Moulins-sur-Yèvre : Château de Maubranche
CherRiferimento
PA18000058
Latitudine
47.10912516
Longitudine
2.53543445
Indirizzo
9056 F La Grande Pièce 18390 Moulins-sur-Yèvre
Epoca di costruzione
2e moitié 15e siècle;limite 19e siècle 20e siècle
Data di protezione
2013/02/04 : inscrit MH
Motivo di protezione
Le château, ses communs, ses dépendances, ses jardins et son parc, situés au hameau de Maubranche (cad. A 16, 17, 19, 20, lieudit la Corne, 55 à 58, 66 à 72, 240, lieudit la Grande Pièce, 73 à 75, 241, lieudit la Doloterie, 77, 78, 80 à 82, lieudit les Aubées, 83 à 98, lieudit Château de Maubranche) : inscription par arrêté du 4 février 2013
Descrizione
La Seignury è conosciuta dal XII secolo ed è stata acquisita da Jacques Coeur nel 1451. Nel 1470, il re diede la sua autorizzazione a costruire un taglio di capelli con elementi come una recinzione, fossati, un ponte, torri, archeres, cure, niches e fortificazioni. Alla fine del 18 ° secolo, il castello era composto da un grande quadrilatero, avendo perso due torri dopo il sedile del 1591. Dal 1596, la tenuta fu ripristinata, tra cui fiumi organizzati, terrazze e strade. I progetti di restauro del XIX secolo mostrano solo un grande edificio principale, le ali sono state distrutte. Tra il 1888 e il 1914, furono svolte vaste opere per modernizzare la residenza e renderla più comoda, sotto la direzione dell'architetto Paul-Ernest Sanson, che restaurò il carattere medievale del castello, modificato da accordi del XVII e XVIII secolo.

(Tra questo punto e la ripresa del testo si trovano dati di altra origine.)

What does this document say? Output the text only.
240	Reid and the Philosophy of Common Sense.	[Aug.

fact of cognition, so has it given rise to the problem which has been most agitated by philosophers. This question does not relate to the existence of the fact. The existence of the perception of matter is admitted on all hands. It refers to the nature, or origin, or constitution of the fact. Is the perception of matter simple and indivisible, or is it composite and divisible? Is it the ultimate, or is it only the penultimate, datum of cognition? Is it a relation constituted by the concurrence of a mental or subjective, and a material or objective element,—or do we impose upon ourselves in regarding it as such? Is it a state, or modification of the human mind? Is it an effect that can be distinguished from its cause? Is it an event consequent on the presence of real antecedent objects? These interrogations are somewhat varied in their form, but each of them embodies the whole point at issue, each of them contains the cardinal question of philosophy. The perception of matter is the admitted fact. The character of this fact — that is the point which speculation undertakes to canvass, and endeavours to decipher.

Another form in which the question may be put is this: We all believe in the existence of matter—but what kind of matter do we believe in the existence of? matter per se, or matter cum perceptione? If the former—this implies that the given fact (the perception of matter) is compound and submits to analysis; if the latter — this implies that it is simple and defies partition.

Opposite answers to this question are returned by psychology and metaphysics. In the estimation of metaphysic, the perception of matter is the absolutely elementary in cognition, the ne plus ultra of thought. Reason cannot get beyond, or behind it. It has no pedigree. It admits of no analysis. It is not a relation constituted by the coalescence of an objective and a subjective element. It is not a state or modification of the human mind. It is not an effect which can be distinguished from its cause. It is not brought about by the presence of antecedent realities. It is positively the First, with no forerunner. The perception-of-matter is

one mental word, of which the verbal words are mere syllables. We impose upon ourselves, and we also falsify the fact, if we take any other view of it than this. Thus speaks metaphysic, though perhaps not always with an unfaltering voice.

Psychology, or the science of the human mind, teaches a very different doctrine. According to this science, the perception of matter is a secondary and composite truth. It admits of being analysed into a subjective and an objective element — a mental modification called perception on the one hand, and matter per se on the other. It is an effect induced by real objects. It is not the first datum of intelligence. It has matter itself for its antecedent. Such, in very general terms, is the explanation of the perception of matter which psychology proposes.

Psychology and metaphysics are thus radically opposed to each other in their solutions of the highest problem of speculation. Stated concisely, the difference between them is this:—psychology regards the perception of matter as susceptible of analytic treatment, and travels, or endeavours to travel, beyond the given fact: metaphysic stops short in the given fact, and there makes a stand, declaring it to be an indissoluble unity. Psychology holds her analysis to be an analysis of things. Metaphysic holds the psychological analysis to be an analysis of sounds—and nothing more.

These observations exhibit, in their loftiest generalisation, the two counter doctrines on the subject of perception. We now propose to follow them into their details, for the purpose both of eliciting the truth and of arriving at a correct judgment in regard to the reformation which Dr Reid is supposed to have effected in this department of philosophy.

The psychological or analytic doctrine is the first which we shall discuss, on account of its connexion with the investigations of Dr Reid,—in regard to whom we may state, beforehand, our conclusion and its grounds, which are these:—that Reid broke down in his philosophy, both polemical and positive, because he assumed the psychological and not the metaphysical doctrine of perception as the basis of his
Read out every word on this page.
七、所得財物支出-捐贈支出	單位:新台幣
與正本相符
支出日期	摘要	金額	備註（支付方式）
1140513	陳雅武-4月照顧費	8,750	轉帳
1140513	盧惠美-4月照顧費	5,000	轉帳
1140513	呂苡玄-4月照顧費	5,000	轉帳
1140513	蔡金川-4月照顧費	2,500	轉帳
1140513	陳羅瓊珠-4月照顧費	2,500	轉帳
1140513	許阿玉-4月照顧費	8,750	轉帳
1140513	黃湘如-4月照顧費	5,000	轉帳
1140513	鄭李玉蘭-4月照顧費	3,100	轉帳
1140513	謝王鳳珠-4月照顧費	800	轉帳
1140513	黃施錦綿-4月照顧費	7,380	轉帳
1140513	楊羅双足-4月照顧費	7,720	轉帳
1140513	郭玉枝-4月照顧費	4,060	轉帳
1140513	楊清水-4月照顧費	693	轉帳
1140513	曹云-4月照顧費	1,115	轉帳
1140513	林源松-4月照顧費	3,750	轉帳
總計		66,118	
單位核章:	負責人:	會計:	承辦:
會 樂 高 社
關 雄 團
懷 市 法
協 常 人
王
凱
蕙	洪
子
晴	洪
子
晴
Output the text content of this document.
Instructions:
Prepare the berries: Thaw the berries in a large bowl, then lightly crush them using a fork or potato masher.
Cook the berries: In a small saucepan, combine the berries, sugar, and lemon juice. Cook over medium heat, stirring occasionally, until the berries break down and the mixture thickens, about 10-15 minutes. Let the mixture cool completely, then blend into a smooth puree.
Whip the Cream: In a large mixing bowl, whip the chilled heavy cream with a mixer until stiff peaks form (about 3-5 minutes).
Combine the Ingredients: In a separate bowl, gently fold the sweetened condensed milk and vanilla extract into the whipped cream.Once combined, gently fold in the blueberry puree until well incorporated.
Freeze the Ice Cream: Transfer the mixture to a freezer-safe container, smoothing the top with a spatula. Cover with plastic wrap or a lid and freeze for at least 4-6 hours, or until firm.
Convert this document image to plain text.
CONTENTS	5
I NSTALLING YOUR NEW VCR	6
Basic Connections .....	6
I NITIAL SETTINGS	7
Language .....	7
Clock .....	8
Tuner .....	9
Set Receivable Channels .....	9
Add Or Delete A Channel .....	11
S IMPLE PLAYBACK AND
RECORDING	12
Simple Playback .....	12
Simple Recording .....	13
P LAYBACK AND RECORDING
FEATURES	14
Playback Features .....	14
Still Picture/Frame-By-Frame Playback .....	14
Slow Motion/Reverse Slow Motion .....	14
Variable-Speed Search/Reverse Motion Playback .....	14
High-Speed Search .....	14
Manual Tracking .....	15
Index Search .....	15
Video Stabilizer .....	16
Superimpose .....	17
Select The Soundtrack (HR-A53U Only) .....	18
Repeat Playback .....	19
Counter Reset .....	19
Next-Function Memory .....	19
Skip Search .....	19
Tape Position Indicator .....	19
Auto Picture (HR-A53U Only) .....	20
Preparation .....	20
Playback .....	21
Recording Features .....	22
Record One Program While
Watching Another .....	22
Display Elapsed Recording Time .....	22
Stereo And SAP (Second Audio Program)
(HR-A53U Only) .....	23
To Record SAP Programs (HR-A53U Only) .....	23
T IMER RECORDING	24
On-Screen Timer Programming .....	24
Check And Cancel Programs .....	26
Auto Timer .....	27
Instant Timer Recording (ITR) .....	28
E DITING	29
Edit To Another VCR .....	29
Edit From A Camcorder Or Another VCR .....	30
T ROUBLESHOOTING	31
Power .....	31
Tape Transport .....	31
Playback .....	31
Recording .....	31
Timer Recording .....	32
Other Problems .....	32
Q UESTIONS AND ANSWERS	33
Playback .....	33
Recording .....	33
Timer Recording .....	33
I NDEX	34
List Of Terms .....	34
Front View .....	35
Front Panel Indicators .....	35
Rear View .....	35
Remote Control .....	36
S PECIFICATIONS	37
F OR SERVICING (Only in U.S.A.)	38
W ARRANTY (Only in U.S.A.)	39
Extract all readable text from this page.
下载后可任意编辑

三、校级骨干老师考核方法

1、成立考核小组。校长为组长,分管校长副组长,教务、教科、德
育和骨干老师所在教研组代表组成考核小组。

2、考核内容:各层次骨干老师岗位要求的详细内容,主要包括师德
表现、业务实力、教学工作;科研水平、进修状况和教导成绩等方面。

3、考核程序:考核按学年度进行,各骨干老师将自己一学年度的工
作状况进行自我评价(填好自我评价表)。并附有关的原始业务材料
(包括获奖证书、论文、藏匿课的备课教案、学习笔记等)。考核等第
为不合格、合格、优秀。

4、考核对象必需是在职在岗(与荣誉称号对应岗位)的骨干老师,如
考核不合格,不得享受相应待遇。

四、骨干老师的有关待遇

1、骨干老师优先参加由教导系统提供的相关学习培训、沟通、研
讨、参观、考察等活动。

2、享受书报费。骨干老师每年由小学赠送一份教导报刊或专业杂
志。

Per il parco e i giardini, i paesaggi di Henri e Achille Duchêne progettarono un giardino francese con un boulingrin, che fu poi trasformato in un grande specchio d'acqua, impreziositi da aiuole, un grande prato e un organo idrico. Il cortile, situato a nord -ovest del castello, è stato rimosso. Sono stati costruiti nuovi annessi, oltre a un'area di bestiame e una casa di guardia, ad ogni estremità del grande tappeto verde. Questa disposizione parte dal cortile del castello e si estende, incorniciata da legno, sulla cima della cresta che si affaccia sulla valle. Sanson ha anche progettato il portale, il Maison du Grand Potager e il Félix de Chaumont-Quitry Sculptor Workshop. Opere di quest'ultima e Marie-Antoinette Demagne de la Rochefoucauld abbelliscono ancora i giardini.